Below there is a poem by Jack Hirschman about Ferruccio Brugnaro, and below that is a poem, translated into English, from Fist of Sun by Ferruccio Brugano.

Ciao from Venezia,
Venetian Cat - The Venice Blog

Ferruccio Brugnaro
by Jack Hirschman

When he turned
to retrieve from his car
the coat you needed
for the chill on
our passeggiata,

Ferruccio Brugnaro
changed into a young man
hurrying along the street
with a stride that was
that of another
person altogether.

His arms dangling widely,
his steps rapid, windy,
almost adolescent.
We stood in that Chioggia street
aghast watching his form
from behind.

Front face, he is a man
of gentle strength and grace,
in his sixties, and has always
reminded me of my father's
older brother,

and there's a photo he sent
to his American publisher
for use in his poetry tour
in the States next month

that has the sharp, dark lines
of one who might be an actor
in silent movies.
The darkness under the eyes.
The chtonic touch from that time
when a house was
closer to the womb.

And one was genuinely
youth and antiquity
in the same breath.

And it was visible,
dramatic, poetic and alive.

by Ferruccio Brugnaro


     We've gotten hold of

            every corner of Venice today.

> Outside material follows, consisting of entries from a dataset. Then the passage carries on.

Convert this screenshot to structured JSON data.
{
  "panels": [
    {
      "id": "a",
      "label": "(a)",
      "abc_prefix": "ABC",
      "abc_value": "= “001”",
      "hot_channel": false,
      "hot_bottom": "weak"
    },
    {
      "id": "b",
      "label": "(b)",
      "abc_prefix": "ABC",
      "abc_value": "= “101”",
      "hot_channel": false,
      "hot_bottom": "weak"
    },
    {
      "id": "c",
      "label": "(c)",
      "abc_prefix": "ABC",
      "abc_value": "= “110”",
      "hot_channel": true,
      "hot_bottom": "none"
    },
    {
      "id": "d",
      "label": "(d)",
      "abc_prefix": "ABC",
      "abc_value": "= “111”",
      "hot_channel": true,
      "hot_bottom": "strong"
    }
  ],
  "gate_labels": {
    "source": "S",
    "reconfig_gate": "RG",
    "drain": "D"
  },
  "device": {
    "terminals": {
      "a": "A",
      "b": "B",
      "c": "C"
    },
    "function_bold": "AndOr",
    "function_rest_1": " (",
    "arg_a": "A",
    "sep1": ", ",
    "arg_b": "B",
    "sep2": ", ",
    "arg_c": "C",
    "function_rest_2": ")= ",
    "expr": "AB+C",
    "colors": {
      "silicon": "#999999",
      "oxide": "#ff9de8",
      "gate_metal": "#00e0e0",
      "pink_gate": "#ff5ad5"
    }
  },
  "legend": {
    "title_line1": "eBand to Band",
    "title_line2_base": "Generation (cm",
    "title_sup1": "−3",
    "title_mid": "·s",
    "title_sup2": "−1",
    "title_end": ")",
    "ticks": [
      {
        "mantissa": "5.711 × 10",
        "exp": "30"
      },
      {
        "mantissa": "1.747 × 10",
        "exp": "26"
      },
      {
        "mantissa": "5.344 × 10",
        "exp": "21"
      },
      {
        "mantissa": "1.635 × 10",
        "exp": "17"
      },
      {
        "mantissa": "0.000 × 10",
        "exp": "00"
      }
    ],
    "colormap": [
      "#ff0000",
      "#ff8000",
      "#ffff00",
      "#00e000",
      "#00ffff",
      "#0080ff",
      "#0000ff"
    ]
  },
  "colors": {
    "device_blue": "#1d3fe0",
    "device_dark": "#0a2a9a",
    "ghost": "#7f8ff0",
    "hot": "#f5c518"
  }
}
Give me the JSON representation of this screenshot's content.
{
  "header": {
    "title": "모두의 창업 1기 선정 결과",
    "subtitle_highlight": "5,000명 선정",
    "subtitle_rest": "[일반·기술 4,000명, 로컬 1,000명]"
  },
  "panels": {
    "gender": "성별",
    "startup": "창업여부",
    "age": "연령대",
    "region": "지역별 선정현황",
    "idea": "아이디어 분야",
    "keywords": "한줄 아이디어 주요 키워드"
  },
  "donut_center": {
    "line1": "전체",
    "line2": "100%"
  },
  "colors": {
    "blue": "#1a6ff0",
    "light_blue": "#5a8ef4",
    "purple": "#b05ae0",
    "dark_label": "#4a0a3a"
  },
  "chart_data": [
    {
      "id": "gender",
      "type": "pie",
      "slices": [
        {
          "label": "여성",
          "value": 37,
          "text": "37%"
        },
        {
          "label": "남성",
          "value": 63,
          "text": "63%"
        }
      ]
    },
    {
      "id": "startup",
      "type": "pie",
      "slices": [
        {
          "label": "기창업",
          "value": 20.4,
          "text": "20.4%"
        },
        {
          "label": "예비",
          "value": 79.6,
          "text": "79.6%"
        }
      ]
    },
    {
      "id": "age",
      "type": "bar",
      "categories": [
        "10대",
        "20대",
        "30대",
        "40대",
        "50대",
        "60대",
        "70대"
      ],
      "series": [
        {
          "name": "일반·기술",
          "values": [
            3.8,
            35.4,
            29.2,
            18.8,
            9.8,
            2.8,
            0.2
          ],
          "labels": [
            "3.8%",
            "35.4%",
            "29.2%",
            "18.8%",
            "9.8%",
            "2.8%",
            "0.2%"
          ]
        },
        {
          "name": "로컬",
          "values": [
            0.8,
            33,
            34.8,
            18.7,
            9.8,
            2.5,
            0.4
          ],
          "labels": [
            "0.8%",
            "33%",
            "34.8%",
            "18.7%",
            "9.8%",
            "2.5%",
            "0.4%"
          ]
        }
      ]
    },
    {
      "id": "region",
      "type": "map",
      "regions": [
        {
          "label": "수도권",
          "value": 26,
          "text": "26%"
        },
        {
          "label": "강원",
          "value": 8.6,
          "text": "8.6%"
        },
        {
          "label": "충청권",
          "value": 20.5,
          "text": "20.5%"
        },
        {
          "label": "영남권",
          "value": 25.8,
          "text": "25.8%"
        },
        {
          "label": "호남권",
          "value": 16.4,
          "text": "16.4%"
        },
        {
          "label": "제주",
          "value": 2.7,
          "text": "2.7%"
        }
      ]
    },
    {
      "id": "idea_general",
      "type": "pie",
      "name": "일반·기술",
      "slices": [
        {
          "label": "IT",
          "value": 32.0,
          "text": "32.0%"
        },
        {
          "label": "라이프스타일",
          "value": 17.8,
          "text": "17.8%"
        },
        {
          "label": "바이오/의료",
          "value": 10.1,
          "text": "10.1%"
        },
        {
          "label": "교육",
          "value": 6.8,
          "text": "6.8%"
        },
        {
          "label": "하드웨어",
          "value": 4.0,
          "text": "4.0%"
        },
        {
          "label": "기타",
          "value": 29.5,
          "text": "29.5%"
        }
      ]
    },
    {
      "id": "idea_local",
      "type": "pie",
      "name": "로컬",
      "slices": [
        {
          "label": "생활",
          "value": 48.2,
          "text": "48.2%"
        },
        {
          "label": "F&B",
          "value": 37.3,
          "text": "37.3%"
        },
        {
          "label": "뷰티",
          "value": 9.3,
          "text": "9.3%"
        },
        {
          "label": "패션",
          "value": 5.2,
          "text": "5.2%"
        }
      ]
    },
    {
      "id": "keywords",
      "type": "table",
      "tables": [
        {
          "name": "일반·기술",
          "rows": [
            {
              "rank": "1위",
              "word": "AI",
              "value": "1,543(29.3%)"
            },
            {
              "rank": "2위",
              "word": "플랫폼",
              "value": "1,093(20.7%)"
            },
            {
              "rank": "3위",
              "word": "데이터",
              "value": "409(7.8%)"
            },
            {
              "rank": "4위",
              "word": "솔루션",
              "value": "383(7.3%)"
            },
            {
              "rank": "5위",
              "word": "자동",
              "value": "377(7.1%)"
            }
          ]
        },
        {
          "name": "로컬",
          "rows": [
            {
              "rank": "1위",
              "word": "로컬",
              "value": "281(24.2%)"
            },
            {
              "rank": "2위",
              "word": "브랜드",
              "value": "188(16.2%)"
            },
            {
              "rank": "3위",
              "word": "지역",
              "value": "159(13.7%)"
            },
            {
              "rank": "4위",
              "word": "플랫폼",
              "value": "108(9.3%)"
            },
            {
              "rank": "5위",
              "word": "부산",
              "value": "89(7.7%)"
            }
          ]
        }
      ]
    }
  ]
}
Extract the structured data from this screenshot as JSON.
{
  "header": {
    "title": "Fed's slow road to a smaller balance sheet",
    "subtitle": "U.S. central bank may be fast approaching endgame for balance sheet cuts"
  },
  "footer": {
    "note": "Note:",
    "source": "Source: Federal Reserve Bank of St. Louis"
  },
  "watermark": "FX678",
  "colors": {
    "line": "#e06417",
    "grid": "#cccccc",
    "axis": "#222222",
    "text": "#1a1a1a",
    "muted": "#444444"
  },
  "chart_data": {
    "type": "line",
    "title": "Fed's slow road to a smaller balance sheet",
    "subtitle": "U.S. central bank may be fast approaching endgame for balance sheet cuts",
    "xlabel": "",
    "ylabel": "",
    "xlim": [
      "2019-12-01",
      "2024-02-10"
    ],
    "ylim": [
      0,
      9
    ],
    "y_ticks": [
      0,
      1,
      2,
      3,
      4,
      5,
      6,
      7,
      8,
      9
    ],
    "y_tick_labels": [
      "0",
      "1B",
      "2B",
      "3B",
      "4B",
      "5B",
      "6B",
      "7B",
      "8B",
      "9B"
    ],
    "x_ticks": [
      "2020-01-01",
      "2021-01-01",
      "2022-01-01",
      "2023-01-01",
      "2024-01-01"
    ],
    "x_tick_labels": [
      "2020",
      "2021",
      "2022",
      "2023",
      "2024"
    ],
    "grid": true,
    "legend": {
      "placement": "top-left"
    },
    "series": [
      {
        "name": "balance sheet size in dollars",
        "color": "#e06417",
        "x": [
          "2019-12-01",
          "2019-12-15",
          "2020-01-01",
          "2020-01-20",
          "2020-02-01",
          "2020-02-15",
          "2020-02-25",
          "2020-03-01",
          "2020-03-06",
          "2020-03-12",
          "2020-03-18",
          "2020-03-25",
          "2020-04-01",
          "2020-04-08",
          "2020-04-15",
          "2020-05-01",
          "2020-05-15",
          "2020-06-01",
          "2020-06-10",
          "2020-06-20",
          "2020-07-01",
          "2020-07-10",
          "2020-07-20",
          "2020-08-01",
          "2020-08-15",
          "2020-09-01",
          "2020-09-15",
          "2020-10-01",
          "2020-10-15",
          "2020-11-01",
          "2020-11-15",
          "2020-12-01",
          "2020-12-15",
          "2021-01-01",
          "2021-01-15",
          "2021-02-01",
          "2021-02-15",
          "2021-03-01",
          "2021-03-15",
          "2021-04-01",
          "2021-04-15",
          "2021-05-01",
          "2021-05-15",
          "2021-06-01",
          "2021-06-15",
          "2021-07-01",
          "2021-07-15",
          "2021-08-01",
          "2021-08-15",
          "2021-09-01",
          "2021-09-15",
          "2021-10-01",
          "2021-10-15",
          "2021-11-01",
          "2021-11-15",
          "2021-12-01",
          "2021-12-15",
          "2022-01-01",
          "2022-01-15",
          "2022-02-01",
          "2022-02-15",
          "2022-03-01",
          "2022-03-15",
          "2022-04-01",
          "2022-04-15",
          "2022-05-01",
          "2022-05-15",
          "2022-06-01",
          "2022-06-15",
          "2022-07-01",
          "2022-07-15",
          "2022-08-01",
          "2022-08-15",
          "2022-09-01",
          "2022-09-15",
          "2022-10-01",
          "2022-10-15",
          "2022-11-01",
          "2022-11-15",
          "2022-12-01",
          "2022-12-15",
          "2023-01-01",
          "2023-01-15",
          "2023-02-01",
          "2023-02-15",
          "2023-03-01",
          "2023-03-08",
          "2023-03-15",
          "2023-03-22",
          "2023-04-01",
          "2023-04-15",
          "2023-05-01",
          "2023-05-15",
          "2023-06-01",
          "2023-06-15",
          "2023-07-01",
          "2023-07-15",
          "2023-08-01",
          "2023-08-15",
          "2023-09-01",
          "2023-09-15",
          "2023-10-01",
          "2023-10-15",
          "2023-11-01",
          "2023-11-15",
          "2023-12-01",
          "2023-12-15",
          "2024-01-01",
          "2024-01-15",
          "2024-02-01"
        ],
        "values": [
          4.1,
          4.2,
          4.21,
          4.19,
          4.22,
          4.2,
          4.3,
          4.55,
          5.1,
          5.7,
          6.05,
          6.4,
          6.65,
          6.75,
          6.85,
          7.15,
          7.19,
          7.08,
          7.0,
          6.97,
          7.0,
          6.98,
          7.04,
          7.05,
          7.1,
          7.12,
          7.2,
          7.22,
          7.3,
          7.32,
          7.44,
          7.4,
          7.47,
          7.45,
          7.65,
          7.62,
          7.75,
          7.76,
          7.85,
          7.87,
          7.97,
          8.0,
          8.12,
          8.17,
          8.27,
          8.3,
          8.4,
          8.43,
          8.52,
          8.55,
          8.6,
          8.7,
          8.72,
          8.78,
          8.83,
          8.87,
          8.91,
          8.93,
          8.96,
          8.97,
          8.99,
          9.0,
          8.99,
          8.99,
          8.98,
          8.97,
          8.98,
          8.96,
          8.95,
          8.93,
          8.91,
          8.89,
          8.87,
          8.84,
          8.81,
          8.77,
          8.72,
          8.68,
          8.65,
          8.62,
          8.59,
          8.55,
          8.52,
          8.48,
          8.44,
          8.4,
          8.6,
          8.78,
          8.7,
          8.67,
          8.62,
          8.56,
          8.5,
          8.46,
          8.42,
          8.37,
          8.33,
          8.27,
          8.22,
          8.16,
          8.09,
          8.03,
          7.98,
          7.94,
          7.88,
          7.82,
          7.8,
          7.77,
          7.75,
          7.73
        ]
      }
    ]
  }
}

     Tall red banners, slogans

                against rip-offs and Death.

     Urgent songs of

               struggle and love now rise up

     from blood and soul.

     The stones and the waters have become

                     human, warm.

     Our heart

                runs madly

                      to liberation.

           Huge joy.

     Today life raises

                       the concrete future

     of men, of all mankind,

                   in its fist of sun.